If the Premier League was based on how much your gross expenditure was where do you think Arsenal would finish in the table?
Arsene Wenger continues to work wonders on a budget with Arsenal
If where you finished in the Premier League was based on how much your gross expenditure, which, depressingly, is increasing, where do you think Arsenal would finish in a table based on spending since 2003?
Fourth? Have another go. Fifth? No. Sixth, did you say? Then you'd be right.
If any further graphic illustration were needed of the remarkable job Arsene Wenger has done in consistently qualifying Arsenal for the Champions League, playing football from the heavens and generating the money for a new training ground and a new stadium (ask Everton, Liverpool, Tottenham and Chelsea how difficult that is?), then a glance at the standings based on the club's net spend in the same period. It is even more compelling.
On that basis, Arsenal would be languishing in 19th, separated from the bottom by Blackburn Rovers. Yes, the same Blackburn side who are many experts' tip for relegation this season.
But Arsenal will not be flirting with relegation this season, nowhere near, as the financial table suggest they should. They will not compete for the title either and probably have their work cut out to qualify for Europe's premier competition next season but so they should when you consider the comparable outlay of the likes of Manchester City, Liverpool, Manchester United and Chelsea this summer.
Wenger has been implored to spend by the same people who would be just as quick to castigate him for an injudicious big-money signing or lambast him should the club run into financial difficulty. And anyway, spending vast sums of money brings no cast-iron guarantee of success. Wenger prefers the organic route.
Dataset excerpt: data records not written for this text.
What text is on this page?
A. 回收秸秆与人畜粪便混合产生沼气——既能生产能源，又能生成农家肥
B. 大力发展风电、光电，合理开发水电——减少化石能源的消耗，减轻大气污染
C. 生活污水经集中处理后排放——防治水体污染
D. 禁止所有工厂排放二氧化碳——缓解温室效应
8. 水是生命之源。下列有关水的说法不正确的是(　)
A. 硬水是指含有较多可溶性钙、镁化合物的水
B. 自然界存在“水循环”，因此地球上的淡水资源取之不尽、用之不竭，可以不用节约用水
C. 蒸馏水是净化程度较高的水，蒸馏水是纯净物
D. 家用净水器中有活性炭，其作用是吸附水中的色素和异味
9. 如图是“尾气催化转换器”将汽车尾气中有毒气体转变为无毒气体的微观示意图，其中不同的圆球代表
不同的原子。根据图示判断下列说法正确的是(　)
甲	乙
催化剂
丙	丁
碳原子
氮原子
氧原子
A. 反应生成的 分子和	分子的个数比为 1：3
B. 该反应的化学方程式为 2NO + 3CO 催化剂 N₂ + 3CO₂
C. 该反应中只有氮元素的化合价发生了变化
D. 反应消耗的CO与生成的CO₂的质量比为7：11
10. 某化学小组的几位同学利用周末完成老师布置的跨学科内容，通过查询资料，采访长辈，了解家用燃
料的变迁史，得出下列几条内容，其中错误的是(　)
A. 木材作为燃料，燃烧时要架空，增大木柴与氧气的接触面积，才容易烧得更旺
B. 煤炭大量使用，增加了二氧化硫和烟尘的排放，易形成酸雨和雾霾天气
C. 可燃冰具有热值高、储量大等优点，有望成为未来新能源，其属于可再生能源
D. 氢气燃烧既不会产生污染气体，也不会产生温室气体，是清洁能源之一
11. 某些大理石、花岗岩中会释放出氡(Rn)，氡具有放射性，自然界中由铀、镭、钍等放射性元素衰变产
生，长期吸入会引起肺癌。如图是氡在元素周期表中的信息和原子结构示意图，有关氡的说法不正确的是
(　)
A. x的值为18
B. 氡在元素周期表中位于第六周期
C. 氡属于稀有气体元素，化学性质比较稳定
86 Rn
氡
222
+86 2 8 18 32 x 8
His critics will argue, with his penchant for signing more reasonably priced youngsters from Europe, he has done very little for the England national team but he is not paid to. Besides, there are enough highly-paid executives and coaches at the English Football Association to do that. And if Wenger's main contribution to the England team ends up being Jack Wilshere, a once in a generation player who has been groomed playing alongside the likes of Cesc Fabregas and Samir Nasri, then so be it.
Wenger was, however, guilty of turning the departures of the two playmakers this summer into protracted affairs, plunging their preparations into chaos, but calls for him to be fired, on the basis the club have not won a trophy for six years and the Premier League since 2005, is preposterous. On that basis, 19 of the league managers would be fired every season. He should be afforded eternal patience.
Yet for all the brickbats directed his way and for all the bouquets thrown at Andre-Villas Boas, in his first year at Chelsea, the two teams are now separated by just three points.
Since they were mauled 8-2 by Manchester United, Arsenal have won seven of their last eight games. Not bad for a team apparently lacking in mental fortitude.